An earlier intervention referred to the extent to which the media will hound people. We know that they will. I shall not name certain cases, but we all know cases in which the media, if they had the slightest chance, would require and demand a retrial of those people who have been acquitted. We know also that they would point out that out of a group of people, some were acquitted and some were never charged. The media will say that that creates a problem.

The court would be bound to refuse leave if a fair trial was unlikely, owing particularly to the activities of the media—or for any other reason. Clause 64(2(b) provides:

"for the purposes of that question and otherwise the length of time since the qualifying offence was allegedly committed".

That is crucial. Let us say a person has committed, or is said to have committed, a crime 20 years ago—for instance when he was not a teenager but a youngster. If 20 years later it emerges that he was guilty, it would be wrong that he should be prosecuted again. That is one of the exceptions set out in the clause:

"whether it is likely that the new evidence would have been adduced in the earlier proceedings against the acquitted person but for a failure by an officer or by a prosecutor to act with due diligence or expedition".

That describes cases in which it is said that the police, having investigated a case without due diligence or a sense of urgency, want a second go.
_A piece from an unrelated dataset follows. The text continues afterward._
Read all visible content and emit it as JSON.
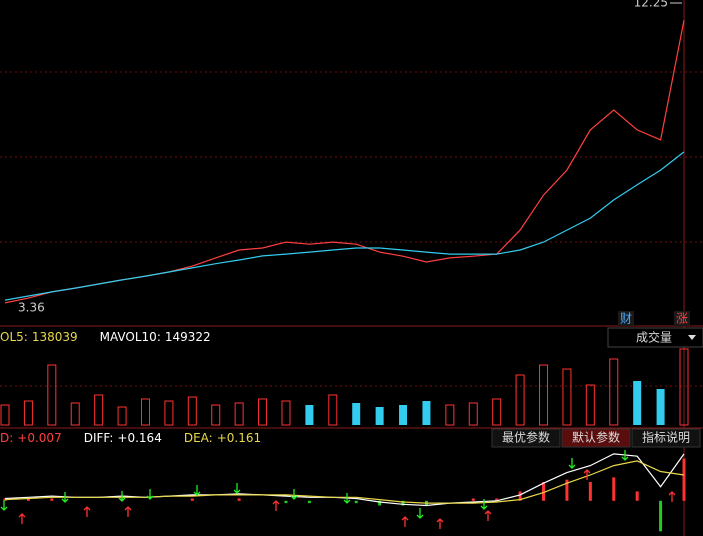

They could not do that—unless the Court of Appeal takes leave of its senses, which is not an eventuality that I can personally admit—because the clause stipulates that leave could not be given in those circumstances.

A further exception is to be found in subsection (2)(d) of the clause; namely,

"whether, since those proceedings or, if later, since the commencement of this Part, any officer or prosecutor has failed to act with due diligence or expedition"— in other words, having found compelling DNA evidence, they cannot just sit on it and wait until it is convenient to them to apply for a further prosecution.

I would hope and expect that if the amendment does not succeed—I am sure that it will—the number of retrospective cases in which this will be brought forward will be extremely few. If I were in the position of the noble and learned Lord the Attorney-General I would start by thinking of the cases which exist but which one could probably count on the fingers of one hand, of someone who, having committed a serious offence, then proceeds to proclaim the fact that he has. That seems to me to be an affront to the whole system of justice. Certainly, there should be the possibility of recharging him.

As regards retrospectivity, I would then move on, but with very slow steps, to the DNA cases. The DNA cases pose a difficult problem. Unlike most other later discovered evidence, the DNA cases can be conclusive or virtually conclusive. Certainly I would want to look at that, but with care. Beyond that I do not think I can go and I do not believe that the noble and learned Lord the Attorney-General would go any further, although he obviously cannot be expected to give an undertaking to that effect. If he did, I do not think that the Court of Appeal would let him get very far. For those reasons, I have real doubts about the validity of the amendment, despite its provenance.